At LexBlog, we manage a lot of sites with a small (but mighty!) team. While we carefully introduce new features on a regular basis through a combination of automated and functional tests, it’s much easier to trust the process (any Philadelphia 76ers fans out there?) when your team is responsible for writing that functionality. However, as LexBlog’s platform is built on WordPress and includes a variety of third-party plugins not written by LexBlog’s product team, we’re often put in a position to introduce new code to the platform without having the luxury of reading each line. In fact right now, we’re preparing for a core update now that WordPress 4.9 has been out long enough to see a security release added to the initial point release.

In our line of business, this is fraught with peril as not all sites are created equally (meaning they often run different bodies of code) and the standard at LexBlog is high where a few pixels of change is cause for concern. So how do we do it?

It starts with a lot of research. Each core update of WordPress is reviewed to see what new features are being introduced. LexBlog never lags behind a security release, but for functional releases we may choose to wait one or two cycles to let any bugs get identified and resolved by the core team. We also review the change logs of each third-party plugin with a pending update. This ensures we can note any major functional changes and communicate with our clients as needed.

The next step is automated testing, and a lot of it. LexBlog is partnered with WP Engine who provides a replicated staging environment, completely separate from our customers’ production environments. Here we can smoke test core and plugin updates on sites that look and act just like their live versions. We make use of an in-house application that communicates with the staging environment to determine what sites to test and, through the power of Selenium, actually visits those sites with a browser controlled by our application and takes a screenshot of how it currently looks. Before making an update in staging, screenshots are taken of all soon-to-be-updated sites. This screenshot is sent to Applitools via their API, and is considered the baseline test (i.e., how the site looks before anything is updated). We then update core and any plugins in staging and rerun our automated visual tests with Applitools and Selenium checking for any differences between the updated versions of the sites and the baseline test. As we notice issues, tickets are created in our internal ticketing systems and patches applied before any updates are made in production.

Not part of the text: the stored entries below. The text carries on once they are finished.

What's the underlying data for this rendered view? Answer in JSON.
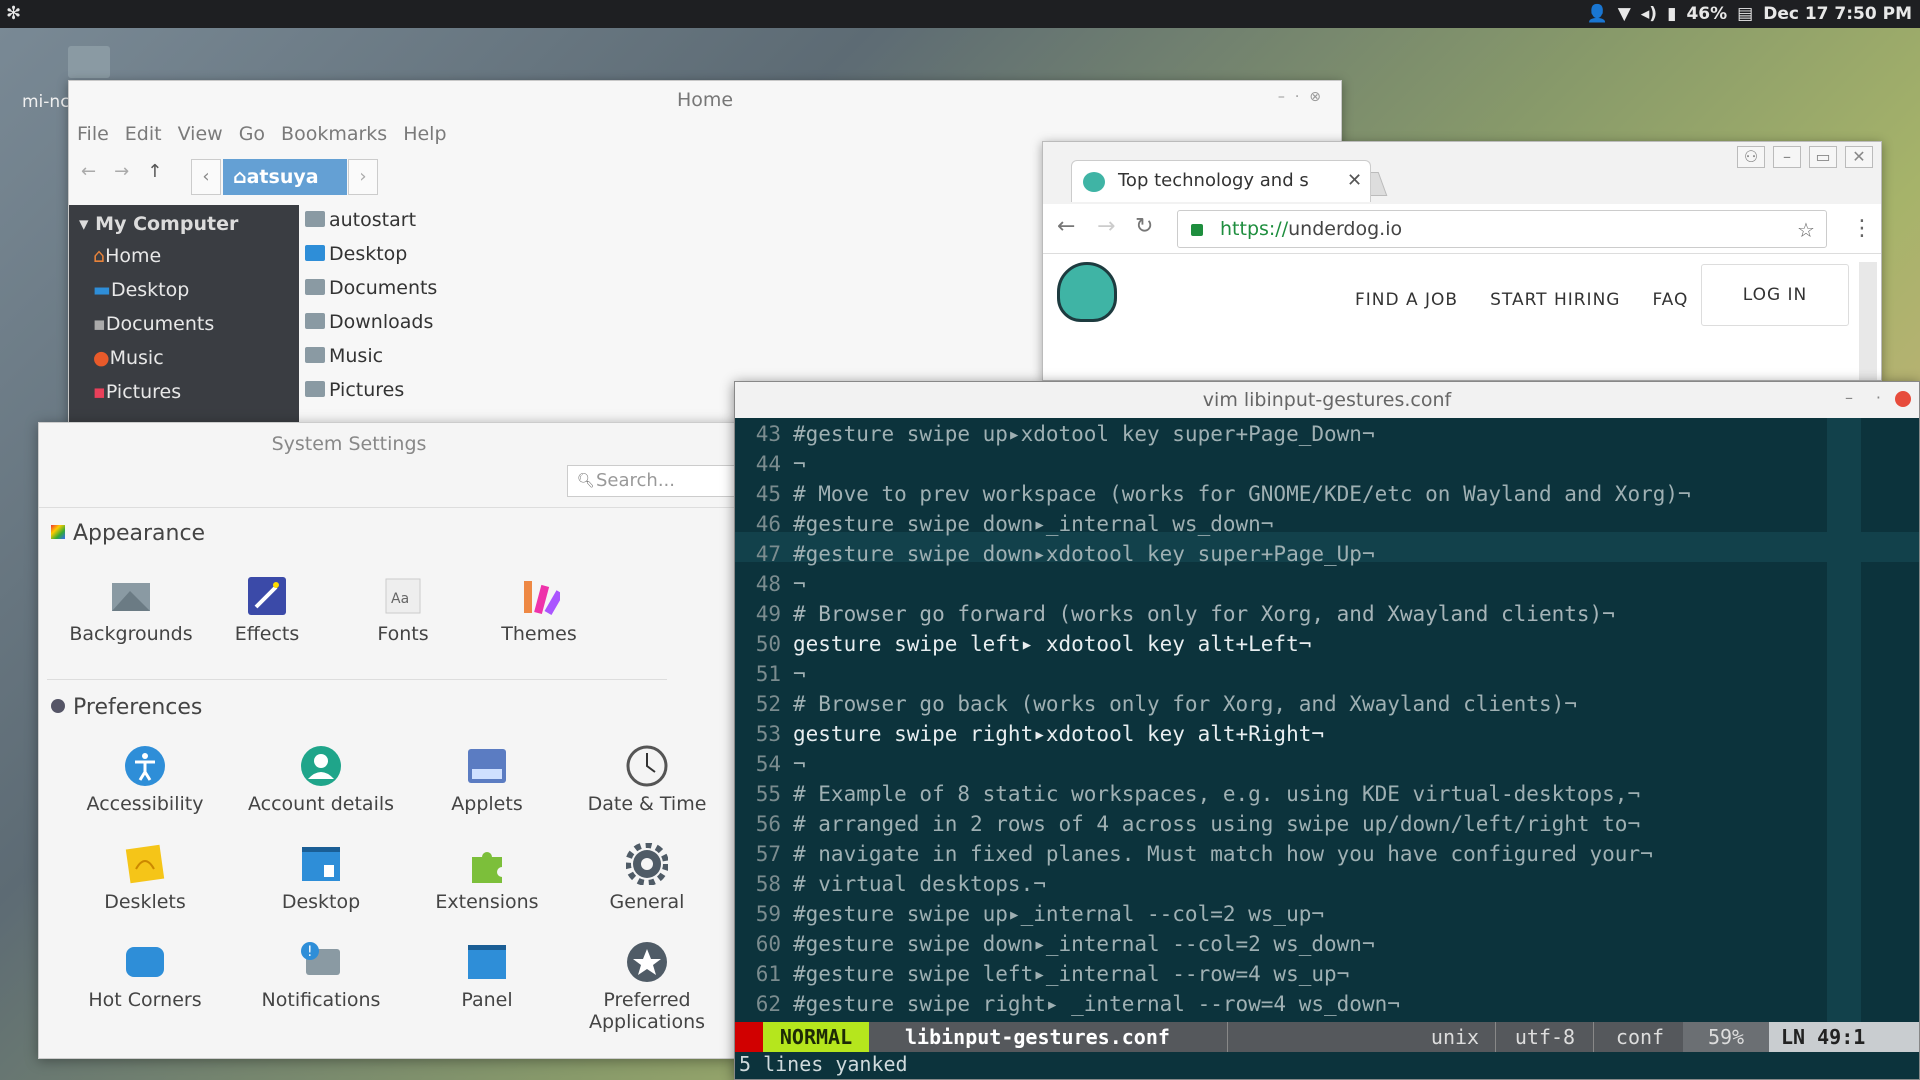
{
  "top_panel": {
    "menu_icon": "gear-icon",
    "battery": "46%",
    "datetime": "Dec 17  7:50 PM"
  },
  "desktop": {
    "folder_label": "mi-nc"
  },
  "file_manager": {
    "title": "Home",
    "menu": [
      "File",
      "Edit",
      "View",
      "Go",
      "Bookmarks",
      "Help"
    ],
    "breadcrumb": "atsuya",
    "sidebar_header": "My Computer",
    "sidebar": [
      "Home",
      "Desktop",
      "Documents",
      "Music",
      "Pictures"
    ],
    "files": [
      "autostart",
      "Desktop",
      "Documents",
      "Downloads",
      "Music",
      "Pictures"
    ]
  },
  "browser": {
    "tab_title": "Top technology and s",
    "url_scheme": "https://",
    "url_host": "underdog.io",
    "nav_links": [
      "FIND A JOB",
      "START HIRING",
      "FAQ"
    ],
    "login": "LOG IN"
  },
  "settings": {
    "title": "System Settings",
    "search_placeholder": "Search...",
    "appearance_title": "Appearance",
    "appearance": [
      "Backgrounds",
      "Effects",
      "Fonts",
      "Themes"
    ],
    "preferences_title": "Preferences",
    "preferences": [
      "Accessibility",
      "Account details",
      "Applets",
      "Date & Time",
      "Desklets",
      "Desktop",
      "Extensions",
      "General",
      "Hot Corners",
      "Notifications",
      "Panel",
      "Preferred Applications"
    ],
    "accent_blue": "#2e8ed8",
    "accent_teal": "#1fa58a"
  },
  "vim": {
    "title": "vim libinput-gestures.conf",
    "lines": [
      {
        "n": "43",
        "t": "#gesture swipe up▸xdotool key super+Page_Down¬"
      },
      {
        "n": "44",
        "t": "¬"
      },
      {
        "n": "45",
        "t": "# Move to prev workspace (works for GNOME/KDE/etc on Wayland and Xorg)¬"
      },
      {
        "n": "46",
        "t": "#gesture swipe down▸_internal ws_down¬"
      },
      {
        "n": "47",
        "t": "#gesture swipe down▸xdotool key super+Page_Up¬"
      },
      {
        "n": "48",
        "t": "¬"
      },
      {
        "n": "49",
        "t": "# Browser go forward (works only for Xorg, and Xwayland clients)¬"
      },
      {
        "n": "50",
        "t": "gesture swipe left▸ xdotool key alt+Left¬"
      },
      {
        "n": "51",
        "t": "¬"
      },
      {
        "n": "52",
        "t": "# Browser go back (works only for Xorg, and Xwayland clients)¬"
      },
      {
        "n": "53",
        "t": "gesture swipe right▸xdotool key alt+Right¬"
      },
      {
        "n": "54",
        "t": "¬"
      },
      {
        "n": "55",
        "t": "# Example of 8 static workspaces, e.g. using KDE virtual-desktops,¬"
      },
      {
        "n": "56",
        "t": "# arranged in 2 rows of 4 across using swipe up/down/left/right to¬"
      },
      {
        "n": "57",
        "t": "# navigate in fixed planes. Must match how you have configured your¬"
      },
      {
        "n": "58",
        "t": "# virtual desktops.¬"
      },
      {
        "n": "59",
        "t": "#gesture swipe up▸_internal --col=2 ws_up¬"
      },
      {
        "n": "60",
        "t": "#gesture swipe down▸_internal --col=2 ws_down¬"
      },
      {
        "n": "61",
        "t": "#gesture swipe left▸_internal --row=4 ws_up¬"
      },
      {
        "n": "62",
        "t": "#gesture swipe right▸ _internal --row=4 ws_down¬"
      }
    ],
    "mode": "NORMAL",
    "filename": "libinput-gestures.conf",
    "fileformat": "unix",
    "encoding": "utf-8",
    "filetype": "conf",
    "percent": "59%",
    "ln_label": "LN",
    "position": "49:1",
    "message": "5 lines yanked",
    "mode_color": "#b5e61d"
  }
}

LexBlog also uses a variety of monitoring tools that can warn us in the case of a code-level error. WP Engine again helps us out with PHP/Apache error logs that we can review for these staging environments. In addition, each site on our platform has a monitoring service – Sentry – that reports on PHP and JavaScript errors, complete with a stack trace (not available inside WP Engine) for our team to review. Similar to our visual regression tests, if a new error is logged in staging, our team investigates and resolves where needed.

Of course, all this isn’t quite enough to help me sleep peacefully at night when we run a production update, so we have a few other tools available. Each production installation on our platform has New Relic monitoring installed, which allows us to see in real-time how our network is performing. If we notice changes after an update, then it’s time to investigate. We also make use of Pingdom and StatusCake as a last line of defense. Both of these services report on uptime of individual domains across our network in the case all of our testing missed something and a site on our network is experiencing downtime.

It’s a far cry from just enabling automatic updates in WordPress and clicking the update button each time a plugin has a new release, but I personally wouldn’t have it any other way.